An orchestral bass drum is quite large, about 36" in diameter, and is played with one or two large, padded mallets. In a drum kit, the bass drum is much smaller, most commonly 20" or 22" but sizes from 18" to 26" are quite normal, and is played using a pedal operated mallet. A pedal-operated bass drum is often called a kick drum.
In many forms of heavy metal music, particularly thrash metal, a second bass drum pedal is used, either operating a second beater on the same drum using an extended mechanism, or more traditionally simply playing a similar second bass drum, placed beside the first and tuned identically. Double bass drum techniques were pioneered by Gene Krupa in the 1950s and popularised in the 1960s by Ginger Baker of Cream and Keith Moon of the Who.

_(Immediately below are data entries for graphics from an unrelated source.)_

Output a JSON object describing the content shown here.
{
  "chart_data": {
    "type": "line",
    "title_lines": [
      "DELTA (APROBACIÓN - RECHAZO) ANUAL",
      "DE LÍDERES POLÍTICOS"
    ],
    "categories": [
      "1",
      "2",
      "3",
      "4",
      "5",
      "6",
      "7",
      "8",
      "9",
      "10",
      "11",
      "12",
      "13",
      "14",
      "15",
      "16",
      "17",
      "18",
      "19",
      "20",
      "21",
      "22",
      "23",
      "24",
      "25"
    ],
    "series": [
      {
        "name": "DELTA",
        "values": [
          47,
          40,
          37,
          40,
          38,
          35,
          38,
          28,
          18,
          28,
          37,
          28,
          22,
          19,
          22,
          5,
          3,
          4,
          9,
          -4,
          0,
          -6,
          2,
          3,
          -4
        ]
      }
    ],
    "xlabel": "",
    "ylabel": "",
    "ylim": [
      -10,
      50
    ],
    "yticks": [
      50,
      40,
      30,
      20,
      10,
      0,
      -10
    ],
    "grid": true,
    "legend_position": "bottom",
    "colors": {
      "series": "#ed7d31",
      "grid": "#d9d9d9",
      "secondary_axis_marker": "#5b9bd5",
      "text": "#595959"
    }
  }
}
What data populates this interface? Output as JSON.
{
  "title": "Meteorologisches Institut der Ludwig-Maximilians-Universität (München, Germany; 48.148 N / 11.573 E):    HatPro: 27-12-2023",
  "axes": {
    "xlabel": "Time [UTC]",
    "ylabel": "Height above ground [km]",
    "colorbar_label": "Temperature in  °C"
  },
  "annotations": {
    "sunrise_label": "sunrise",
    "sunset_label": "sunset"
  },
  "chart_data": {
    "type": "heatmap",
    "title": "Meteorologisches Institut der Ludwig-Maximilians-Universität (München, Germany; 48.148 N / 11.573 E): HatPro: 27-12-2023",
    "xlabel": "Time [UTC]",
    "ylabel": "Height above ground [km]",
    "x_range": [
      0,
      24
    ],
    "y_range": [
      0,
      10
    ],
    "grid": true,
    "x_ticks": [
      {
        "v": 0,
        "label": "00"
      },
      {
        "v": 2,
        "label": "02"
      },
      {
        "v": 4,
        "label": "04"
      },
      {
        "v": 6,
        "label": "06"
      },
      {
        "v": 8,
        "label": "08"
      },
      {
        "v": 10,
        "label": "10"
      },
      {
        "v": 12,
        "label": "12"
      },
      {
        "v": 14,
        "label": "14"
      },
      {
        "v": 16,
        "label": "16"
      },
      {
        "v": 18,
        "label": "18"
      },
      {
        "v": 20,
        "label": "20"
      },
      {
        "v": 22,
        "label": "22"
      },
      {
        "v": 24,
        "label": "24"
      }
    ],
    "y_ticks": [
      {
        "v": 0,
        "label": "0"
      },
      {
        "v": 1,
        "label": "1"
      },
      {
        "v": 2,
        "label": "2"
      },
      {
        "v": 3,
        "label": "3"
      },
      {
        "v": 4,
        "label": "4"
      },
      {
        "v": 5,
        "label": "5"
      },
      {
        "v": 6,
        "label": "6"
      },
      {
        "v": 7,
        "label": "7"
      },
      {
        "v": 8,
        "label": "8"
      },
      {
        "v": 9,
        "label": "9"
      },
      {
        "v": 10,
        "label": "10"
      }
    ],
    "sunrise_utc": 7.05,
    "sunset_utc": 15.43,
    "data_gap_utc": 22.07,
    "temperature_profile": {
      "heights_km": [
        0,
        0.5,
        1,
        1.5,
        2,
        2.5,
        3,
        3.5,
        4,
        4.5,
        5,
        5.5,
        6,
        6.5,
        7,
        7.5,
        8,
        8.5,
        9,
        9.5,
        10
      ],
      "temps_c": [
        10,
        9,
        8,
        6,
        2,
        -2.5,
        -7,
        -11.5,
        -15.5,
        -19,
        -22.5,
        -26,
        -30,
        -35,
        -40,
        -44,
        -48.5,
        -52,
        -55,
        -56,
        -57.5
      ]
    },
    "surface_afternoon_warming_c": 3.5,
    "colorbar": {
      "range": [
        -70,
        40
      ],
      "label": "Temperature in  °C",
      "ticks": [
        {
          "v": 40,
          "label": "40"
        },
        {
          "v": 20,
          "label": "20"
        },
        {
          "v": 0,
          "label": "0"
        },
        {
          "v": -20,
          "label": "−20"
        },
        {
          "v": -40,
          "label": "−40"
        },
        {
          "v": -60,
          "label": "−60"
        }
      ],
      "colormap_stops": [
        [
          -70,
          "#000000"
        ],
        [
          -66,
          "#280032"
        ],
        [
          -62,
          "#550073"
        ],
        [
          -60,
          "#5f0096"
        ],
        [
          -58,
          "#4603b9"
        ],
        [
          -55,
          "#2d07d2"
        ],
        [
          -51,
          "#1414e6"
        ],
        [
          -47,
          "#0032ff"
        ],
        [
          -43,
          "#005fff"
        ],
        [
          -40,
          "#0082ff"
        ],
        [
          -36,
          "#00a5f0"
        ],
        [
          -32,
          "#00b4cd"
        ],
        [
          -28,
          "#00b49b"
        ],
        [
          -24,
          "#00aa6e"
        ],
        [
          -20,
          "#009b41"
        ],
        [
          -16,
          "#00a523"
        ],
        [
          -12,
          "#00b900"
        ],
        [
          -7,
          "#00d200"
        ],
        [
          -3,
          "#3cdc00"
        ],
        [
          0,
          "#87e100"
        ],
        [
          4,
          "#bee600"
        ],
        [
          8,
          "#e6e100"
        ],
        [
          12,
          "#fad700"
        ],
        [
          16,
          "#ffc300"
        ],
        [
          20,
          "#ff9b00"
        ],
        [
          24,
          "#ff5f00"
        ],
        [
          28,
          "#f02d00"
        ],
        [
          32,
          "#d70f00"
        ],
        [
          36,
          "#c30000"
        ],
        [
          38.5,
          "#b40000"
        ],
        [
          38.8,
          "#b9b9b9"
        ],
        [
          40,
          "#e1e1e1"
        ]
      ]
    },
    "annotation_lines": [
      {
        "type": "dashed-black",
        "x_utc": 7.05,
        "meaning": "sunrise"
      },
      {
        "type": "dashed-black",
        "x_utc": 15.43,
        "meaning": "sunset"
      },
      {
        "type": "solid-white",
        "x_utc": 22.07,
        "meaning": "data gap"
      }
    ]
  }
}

In many modern marching bands and drum corps, a set of multiple bass drums called tonal bass drums are used. A bass drum line typically consists of four to six tonal bass drums, though many smaller high schools only have enough players to use two or three drums, and some universities and drum corps have marched up to sixteen at once. The drums typically are between 18" and 32" in diameter, but some groups have used bass drums as small as 14" and as large as 36". Generally, tonal bass drums are tuned higher than kick drums or orchestral bass drums so complex rudimental passages can be heard clearly. Each player usually carries one drum, though in rare cases players carry two or three smaller drums at once. Skilled bass drum lines can execute complex rhythmic figures so convincingly that it sounds like the entire bass drum part is being played by a single musician.